PolarScout Robot Completes 1,000 km Antarctic Traverse With Zero Human Intervention
IceRobotics' PolarScout autonomous research robot completes a 1,000-km solo crossing of the Antarctic ice sheet, gathering high-resolution ice-thickness and subglacial lake data. It discovered three previously unknown subglacial lakes that may harbor million-year-old microbial ecosystems.
Polar robotics company IceRobotics announced on April 8 that its PolarScout autonomous research robot completed a 1,000-kilometer solo traverse of the Antarctic ice sheet — entirely without human intervention.
PolarScout is a sled-type robot powered by a hybrid solar-and-wind energy system. It carries an ice-penetrating radar, a weather station, and GPS positioning, crossing the ice sheet at roughly 15 kilometers per day. Over the three-month journey, PolarScout collected ice-thickness measurements, subglacial terrain data, and meteorological readings along its route.

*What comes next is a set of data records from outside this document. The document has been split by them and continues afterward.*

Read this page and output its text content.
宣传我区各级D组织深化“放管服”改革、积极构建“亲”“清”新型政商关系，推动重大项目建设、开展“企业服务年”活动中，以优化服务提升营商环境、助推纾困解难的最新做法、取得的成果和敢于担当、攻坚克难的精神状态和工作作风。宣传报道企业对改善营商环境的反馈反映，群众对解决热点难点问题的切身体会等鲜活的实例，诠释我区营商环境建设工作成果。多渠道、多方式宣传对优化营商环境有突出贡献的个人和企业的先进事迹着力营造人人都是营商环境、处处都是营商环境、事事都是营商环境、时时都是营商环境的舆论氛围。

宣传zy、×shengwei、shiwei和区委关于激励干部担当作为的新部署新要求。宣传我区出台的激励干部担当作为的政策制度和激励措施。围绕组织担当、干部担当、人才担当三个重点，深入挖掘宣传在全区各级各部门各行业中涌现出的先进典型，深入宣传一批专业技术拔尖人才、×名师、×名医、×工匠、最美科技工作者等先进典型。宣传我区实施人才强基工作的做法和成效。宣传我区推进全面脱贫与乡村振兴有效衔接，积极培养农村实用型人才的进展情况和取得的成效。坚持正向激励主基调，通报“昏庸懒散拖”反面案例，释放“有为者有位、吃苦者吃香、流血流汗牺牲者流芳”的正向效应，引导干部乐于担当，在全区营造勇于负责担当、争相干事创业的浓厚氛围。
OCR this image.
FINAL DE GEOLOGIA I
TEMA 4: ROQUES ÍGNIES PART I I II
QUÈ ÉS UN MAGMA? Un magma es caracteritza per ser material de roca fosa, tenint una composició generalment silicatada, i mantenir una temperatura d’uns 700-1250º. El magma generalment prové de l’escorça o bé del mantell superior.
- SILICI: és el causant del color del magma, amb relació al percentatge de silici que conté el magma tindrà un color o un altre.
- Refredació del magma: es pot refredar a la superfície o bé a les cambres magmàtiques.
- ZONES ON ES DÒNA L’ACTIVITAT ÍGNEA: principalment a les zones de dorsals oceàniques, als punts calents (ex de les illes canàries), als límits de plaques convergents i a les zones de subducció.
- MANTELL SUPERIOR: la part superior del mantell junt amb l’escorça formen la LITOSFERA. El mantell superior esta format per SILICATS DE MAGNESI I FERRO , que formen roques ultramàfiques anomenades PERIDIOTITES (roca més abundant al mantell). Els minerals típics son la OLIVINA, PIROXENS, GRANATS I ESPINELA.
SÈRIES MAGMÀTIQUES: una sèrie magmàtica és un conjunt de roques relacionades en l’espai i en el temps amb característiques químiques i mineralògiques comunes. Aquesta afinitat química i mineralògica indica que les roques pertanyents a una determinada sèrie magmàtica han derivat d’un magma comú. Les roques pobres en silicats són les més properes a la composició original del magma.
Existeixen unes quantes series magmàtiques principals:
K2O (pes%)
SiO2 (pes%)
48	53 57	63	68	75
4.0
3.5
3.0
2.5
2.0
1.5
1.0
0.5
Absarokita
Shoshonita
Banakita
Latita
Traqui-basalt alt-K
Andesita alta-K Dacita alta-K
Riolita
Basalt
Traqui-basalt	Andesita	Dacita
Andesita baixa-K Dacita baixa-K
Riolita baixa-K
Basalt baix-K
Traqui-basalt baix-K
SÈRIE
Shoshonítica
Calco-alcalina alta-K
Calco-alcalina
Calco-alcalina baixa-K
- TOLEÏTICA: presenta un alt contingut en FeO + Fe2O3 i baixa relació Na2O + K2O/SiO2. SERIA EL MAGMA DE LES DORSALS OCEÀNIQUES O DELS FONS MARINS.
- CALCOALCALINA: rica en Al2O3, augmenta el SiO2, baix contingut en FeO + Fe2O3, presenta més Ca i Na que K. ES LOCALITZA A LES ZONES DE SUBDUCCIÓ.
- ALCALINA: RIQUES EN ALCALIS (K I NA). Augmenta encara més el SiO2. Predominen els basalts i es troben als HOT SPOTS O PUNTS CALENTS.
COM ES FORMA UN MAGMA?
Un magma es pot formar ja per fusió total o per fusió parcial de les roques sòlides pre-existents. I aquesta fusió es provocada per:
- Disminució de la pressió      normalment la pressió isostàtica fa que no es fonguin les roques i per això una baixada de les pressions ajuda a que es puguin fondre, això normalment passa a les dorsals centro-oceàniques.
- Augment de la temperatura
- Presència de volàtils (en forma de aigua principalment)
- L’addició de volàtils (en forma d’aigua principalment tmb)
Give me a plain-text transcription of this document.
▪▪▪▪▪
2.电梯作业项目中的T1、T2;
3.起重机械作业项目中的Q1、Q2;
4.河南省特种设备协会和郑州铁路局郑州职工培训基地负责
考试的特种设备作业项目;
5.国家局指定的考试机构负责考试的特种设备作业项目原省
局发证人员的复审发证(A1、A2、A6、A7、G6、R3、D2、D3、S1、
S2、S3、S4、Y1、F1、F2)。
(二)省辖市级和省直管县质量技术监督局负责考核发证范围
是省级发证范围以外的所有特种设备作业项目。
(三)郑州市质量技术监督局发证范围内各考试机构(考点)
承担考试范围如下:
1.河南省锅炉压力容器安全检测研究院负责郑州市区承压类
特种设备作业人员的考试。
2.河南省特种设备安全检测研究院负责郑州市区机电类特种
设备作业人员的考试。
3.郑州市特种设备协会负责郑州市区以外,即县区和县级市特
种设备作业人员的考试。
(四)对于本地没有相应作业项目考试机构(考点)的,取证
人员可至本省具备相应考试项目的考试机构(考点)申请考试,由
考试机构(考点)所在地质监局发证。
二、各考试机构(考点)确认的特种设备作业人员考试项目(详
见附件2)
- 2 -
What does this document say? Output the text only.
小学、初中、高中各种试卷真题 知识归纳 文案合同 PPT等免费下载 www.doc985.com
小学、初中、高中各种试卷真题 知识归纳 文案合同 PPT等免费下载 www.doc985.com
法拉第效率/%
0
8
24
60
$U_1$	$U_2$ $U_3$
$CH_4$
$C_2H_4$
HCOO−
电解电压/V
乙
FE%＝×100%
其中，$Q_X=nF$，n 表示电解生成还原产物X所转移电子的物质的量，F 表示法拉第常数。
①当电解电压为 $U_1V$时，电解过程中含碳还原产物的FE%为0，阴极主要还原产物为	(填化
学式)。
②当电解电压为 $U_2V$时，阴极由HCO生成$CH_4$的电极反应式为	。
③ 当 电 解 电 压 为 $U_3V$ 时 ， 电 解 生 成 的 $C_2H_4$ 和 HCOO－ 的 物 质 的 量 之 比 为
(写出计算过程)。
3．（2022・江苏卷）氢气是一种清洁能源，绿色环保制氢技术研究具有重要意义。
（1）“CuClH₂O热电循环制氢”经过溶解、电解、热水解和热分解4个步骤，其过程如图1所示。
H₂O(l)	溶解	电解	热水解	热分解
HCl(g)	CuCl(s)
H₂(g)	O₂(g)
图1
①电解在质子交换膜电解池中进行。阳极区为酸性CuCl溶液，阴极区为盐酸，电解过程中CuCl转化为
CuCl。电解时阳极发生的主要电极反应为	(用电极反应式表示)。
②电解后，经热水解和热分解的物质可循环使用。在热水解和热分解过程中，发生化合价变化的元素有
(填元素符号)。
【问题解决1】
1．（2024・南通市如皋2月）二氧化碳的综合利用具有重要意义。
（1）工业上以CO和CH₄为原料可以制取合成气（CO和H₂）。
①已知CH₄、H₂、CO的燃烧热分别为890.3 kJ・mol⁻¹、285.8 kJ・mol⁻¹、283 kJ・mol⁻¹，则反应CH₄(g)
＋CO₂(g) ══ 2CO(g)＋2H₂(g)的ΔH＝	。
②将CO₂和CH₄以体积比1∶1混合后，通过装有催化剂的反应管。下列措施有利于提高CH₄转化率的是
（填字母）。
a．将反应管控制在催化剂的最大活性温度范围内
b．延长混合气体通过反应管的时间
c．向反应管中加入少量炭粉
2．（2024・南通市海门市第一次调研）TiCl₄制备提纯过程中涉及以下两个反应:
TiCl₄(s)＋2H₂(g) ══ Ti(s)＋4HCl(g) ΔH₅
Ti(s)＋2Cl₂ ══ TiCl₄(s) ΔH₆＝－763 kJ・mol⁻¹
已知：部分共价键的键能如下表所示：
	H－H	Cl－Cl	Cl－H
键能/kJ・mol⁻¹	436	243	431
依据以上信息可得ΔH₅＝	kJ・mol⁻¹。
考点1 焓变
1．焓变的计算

The expedition's most significant finding was the detection of three previously unknown subglacial lakes. Sealed beneath kilometers of ice, these lakes may contain microbial ecosystems that have been isolated from the outside world for millions of years.
IceRobotics plans to deploy five PolarScout units simultaneously across Antarctica and Greenland in 2031 for expanded scientific missions. Both NASA and ESA have expressed interest in collaborating.